What the documents mean - and how Florida's insurance commissioner might use them - is debatable.

2nd File Deals With Homeowners Policies

The McKinsey documents that have raised such a fuss nationwide were developed for auto accident cases, Halberg said. They don't relate to homeowners insurance, which has become such a major issue in Florida in recent years, he said. McKinsey & Co. created other documents for Allstate involving homeowners insurance, Halberg said, but they are not the documents that lawyers have targeted.

A spokesman for McKinsey, Mark Garrett, said in a telephone voice mail that McKinsey does not comment on matters relating to its clients.

Trial lawyers say the documents have become hot property in both auto and property insurance lawsuits.

William "Chip" Merlin, a Tampa trial lawyer, said he has subpoenaed the documents from Allstate on several occasions, and they have helped him secure settlements from the insurer on behalf of clients in auto and homeowners cases.

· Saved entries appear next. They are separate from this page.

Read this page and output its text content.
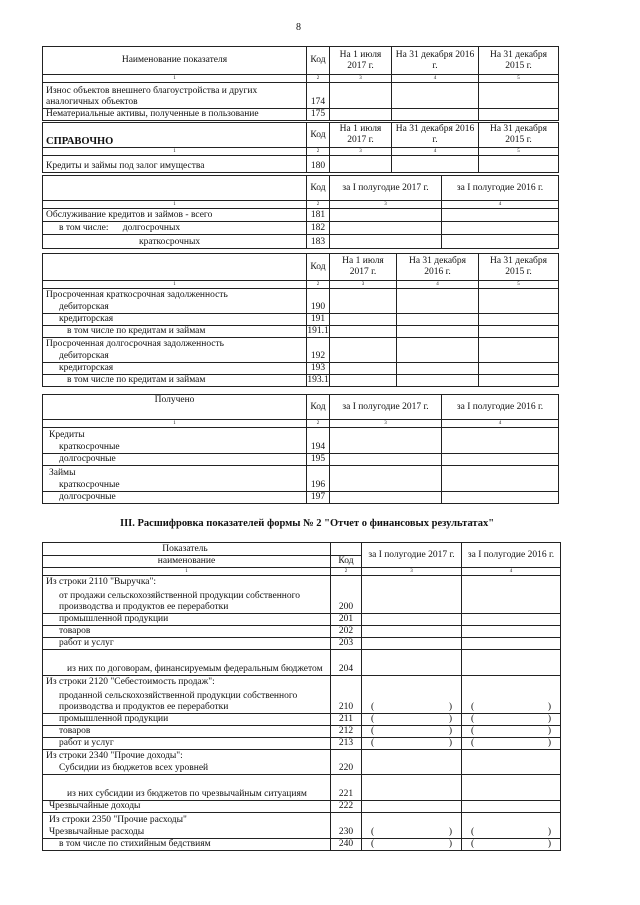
8
Наименование показателя	Код	На 1 июля 2017 г.	На 31 декабря 2016 г.	На 31 декабря 2015 г.
1	2	3	4	5
Износ объектов внешнего благоустройства и других аналогичных объектов	174			
Нематериальные активы, полученные в пользование	175			
СПРАВОЧНО	Код	На 1 июля 2017 г.	На 31 декабря 2016 г.	На 31 декабря 2015 г.
1	2	3	4	5
Кредиты и займы под залог имущества	180			
	Код	за I полугодие 2017 г.	за I полугодие 2016 г.
1	2	3	4
Обслуживание кредитов и займов - всего	181		
в том числе:      долгосрочных	182		
краткосрочных	183		
	Код	На 1 июля 2017 г.	На 31 декабря 2016 г.	На 31 декабря 2015 г.
1	2	3	4	5
Просроченная краткосрочная задолженность				
дебиторская	190			
кредиторская	191			
в том числе по кредитам и займам	191.1			
Просроченная долгосрочная задолженность				
дебиторская	192			
кредиторская	193			
в том числе по кредитам и займам	193.1			
Получено	Код	за I полугодие 2017 г.	за I полугодие 2016 г.
1	2	3	4
Кредиты			
краткосрочные	194		
долгосрочные	195		
Займы			
краткосрочные	196		
долгосрочные	197		
III. Расшифровка показателей формы № 2 "Отчет о финансовых результатах"
Показатель		за I полугодие 2017 г.	за I полугодие 2016 г.
наименование	Код		
1	2	3	4
Из строки 2110 "Выручка":			
от продажи сельскохозяйственной продукции собственного производства и продуктов ее переработки	200		
промышленной продукции	201		
товаров	202		
работ и услуг	203		
из них по договорам, финансируемым федеральным бюджетом	204		
Из строки 2120 "Себестоимость продаж":			
проданной сельскохозяйственной продукции собственного производства и продуктов ее переработки	210	( )	( )

промышленной продукции	211	( )	( )

товаров	212	( )	( )

работ и услуг	213	( )	( )

Из строки 2340 "Прочие доходы":			
Субсидии из бюджетов всех уровней	220		
из них субсидии из бюджетов по чрезвычайным ситуациям	221		
Чрезвычайные доходы	222		
Из строки 2350 "Прочие расходы"			
Чрезвычайные расходы	230	( )	( )

в том числе по стихийным бедствиям	240	( )	( )
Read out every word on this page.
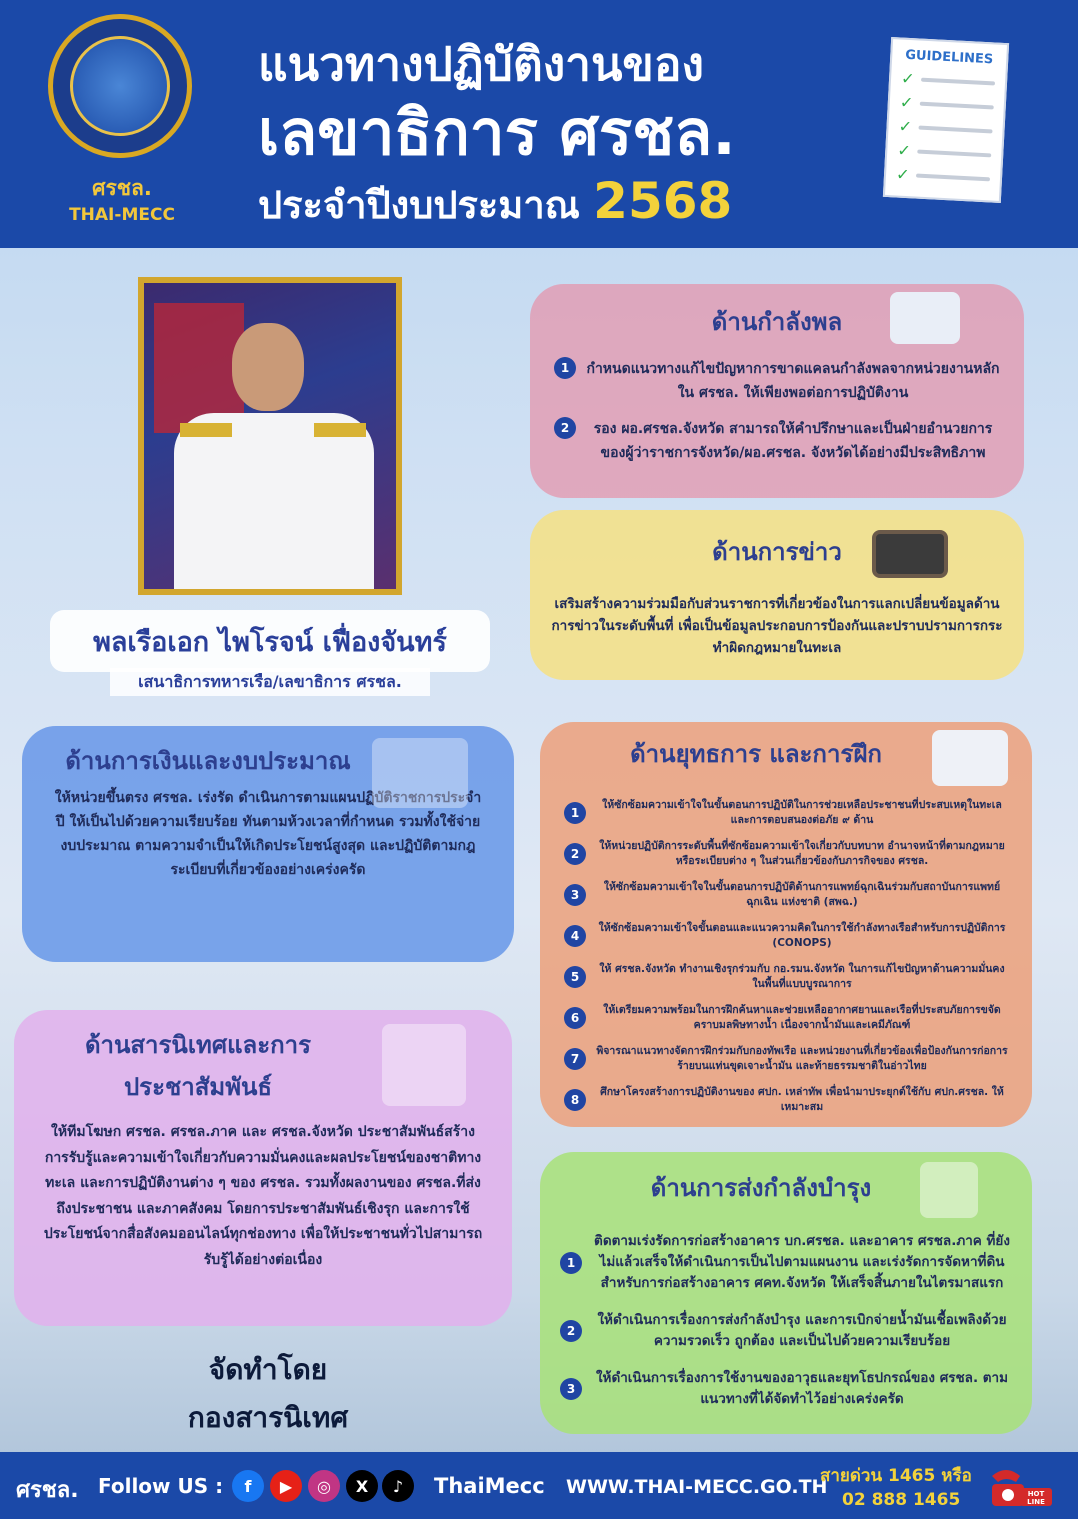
ศรชล.
THAI-MECC
แนวทางปฏิบัติงานของ
เลขาธิการ ศรชล.
ประจำปีงบประมาณ 2568
GUIDELINES
✓
✓
✓
✓
✓
พลเรือเอก ไพโรจน์ เฟื่องจันทร์
เสนาธิการทหารเรือ/เลขาธิการ ศรชล.
ด้านกำลังพล
1	กำหนดแนวทางแก้ไขปัญหาการขาดแคลนกำลังพลจากหน่วยงานหลักใน ศรชล. ให้เพียงพอต่อการปฏิบัติงาน
2	รอง ผอ.ศรชล.จังหวัด สามารถให้คำปรึกษาและเป็นฝ่ายอำนวยการของผู้ว่าราชการจังหวัด/ผอ.ศรชล. จังหวัดได้อย่างมีประสิทธิภาพ
ด้านการข่าว
เสริมสร้างความร่วมมือกับส่วนราชการที่เกี่ยวข้องในการแลกเปลี่ยนข้อมูลด้านการข่าวในระดับพื้นที่ เพื่อเป็นข้อมูลประกอบการป้องกันและปราบปรามการกระทำผิดกฎหมายในทะเล
ด้านการเงินและงบประมาณ
ให้หน่วยขึ้นตรง ศรชล. เร่งรัด ดำเนินการตามแผนปฏิบัติราชการประจำปี ให้เป็นไปด้วยความเรียบร้อย ทันตามห้วงเวลาที่กำหนด รวมทั้งใช้จ่ายงบประมาณ ตามความจำเป็นให้เกิดประโยชน์สูงสุด และปฏิบัติตามกฎระเบียบที่เกี่ยวข้องอย่างเคร่งครัด
ด้านยุทธการ และการฝึก
1
ให้ซักซ้อมความเข้าใจในขั้นตอนการปฏิบัติในการช่วยเหลือประชาชนที่ประสบเหตุในทะเล และการตอบสนองต่อภัย ๙ ด้าน
2
ให้หน่วยปฏิบัติการระดับพื้นที่ซักซ้อมความเข้าใจเกี่ยวกับบทบาท อำนาจหน้าที่ตามกฎหมาย หรือระเบียบต่าง ๆ ในส่วนเกี่ยวข้องกับภารกิจของ ศรชล.
3
ให้ซักซ้อมความเข้าใจในขั้นตอนการปฏิบัติด้านการแพทย์ฉุกเฉินร่วมกับสถาบันการแพทย์ฉุกเฉิน แห่งชาติ (สพฉ.)
4
ให้ซักซ้อมความเข้าใจขั้นตอนและแนวความคิดในการใช้กำลังทางเรือสำหรับการปฏิบัติการ (CONOPS)
5
ให้ ศรชล.จังหวัด ทำงานเชิงรุกร่วมกับ กอ.รมน.จังหวัด ในการแก้ไขปัญหาด้านความมั่นคงในพื้นที่แบบบูรณาการ
6
ให้เตรียมความพร้อมในการฝึกค้นหาและช่วยเหลืออากาศยานและเรือที่ประสบภัยการขจัดคราบมลพิษทางน้ำ เนื่องจากน้ำมันและเคมีภัณฑ์
7
พิจารณาแนวทางจัดการฝึกร่วมกับกองทัพเรือ และหน่วยงานที่เกี่ยวข้องเพื่อป้องกันการก่อการร้ายบนแท่นขุดเจาะน้ำมัน และท้ายธรรมชาติในอ่าวไทย
8
ศึกษาโครงสร้างการปฏิบัติงานของ ศปก. เหล่าทัพ เพื่อนำมาประยุกต์ใช้กับ ศปก.ศรชล. ให้เหมาะสม
ด้านสารนิเทศและการประชาสัมพันธ์
ให้ทีมโฆษก ศรชล. ศรชล.ภาค และ ศรชล.จังหวัด ประชาสัมพันธ์สร้างการรับรู้และความเข้าใจเกี่ยวกับความมั่นคงและผลประโยชน์ของชาติทางทะเล และการปฏิบัติงานต่าง ๆ ของ ศรชล. รวมทั้งผลงานของ ศรชล.ที่ส่งถึงประชาชน และภาคสังคม โดยการประชาสัมพันธ์เชิงรุก และการใช้ประโยชน์จากสื่อสังคมออนไลน์ทุกช่องทาง เพื่อให้ประชาชนทั่วไปสามารถรับรู้ได้อย่างต่อเนื่อง
ด้านการส่งกำลังบำรุง
1
ติดตามเร่งรัดการก่อสร้างอาคาร บก.ศรชล. และอาคาร ศรชล.ภาค ที่ยังไม่แล้วเสร็จให้ดำเนินการเป็นไปตามแผนงาน และเร่งรัดการจัดหาที่ดินสำหรับการก่อสร้างอาคาร ศคท.จังหวัด ให้เสร็จสิ้นภายในไตรมาสแรก
2
ให้ดำเนินการเรื่องการส่งกำลังบำรุง และการเบิกจ่ายน้ำมันเชื้อเพลิงด้วยความรวดเร็ว ถูกต้อง และเป็นไปด้วยความเรียบร้อย
3
ให้ดำเนินการเรื่องการใช้งานของอาวุธและยุทโธปกรณ์ของ ศรชล. ตามแนวทางที่ได้จัดทำไว้อย่างเคร่งครัด
จัดทำโดย
กองสารนิเทศ
ศรชล. Follow US :	f	▶	◎	X	♪	ThaiMecc WWW.THAI-MECC.GO.TH
สายด่วน 1465 หรือ
02 888 1465	HOT
LINE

The documents can show juries that a customer's insurance claim wasn't handled properly and that Allstate tried to keep unhappy customers from hiring attorneys, Merlin said.

Buchanan, the Albuquerque lawyer, said the documents helped him secure settlements from Allstate, too.

Still, Merlin said the documents alone aren't enough to win a lawsuit against Allstate.

In Lexington, Ky., trial lawyer Dale Golden subpoenaed Allstate for the documents and filed a class-action lawsuit against the company on behalf of auto accident victims. Even though he had the supposedly damning documents, a judge declined to make the lawsuit a class action, meaning he could not represent a wide group of people. Golden also later lost the case when he brought it on behalf of a single client.

Golden said he is appealing. He said the length to which Allstate has gone to prevent public disclosure shows how damaging they are.

"What else is Allstate hiding?" Golden asked.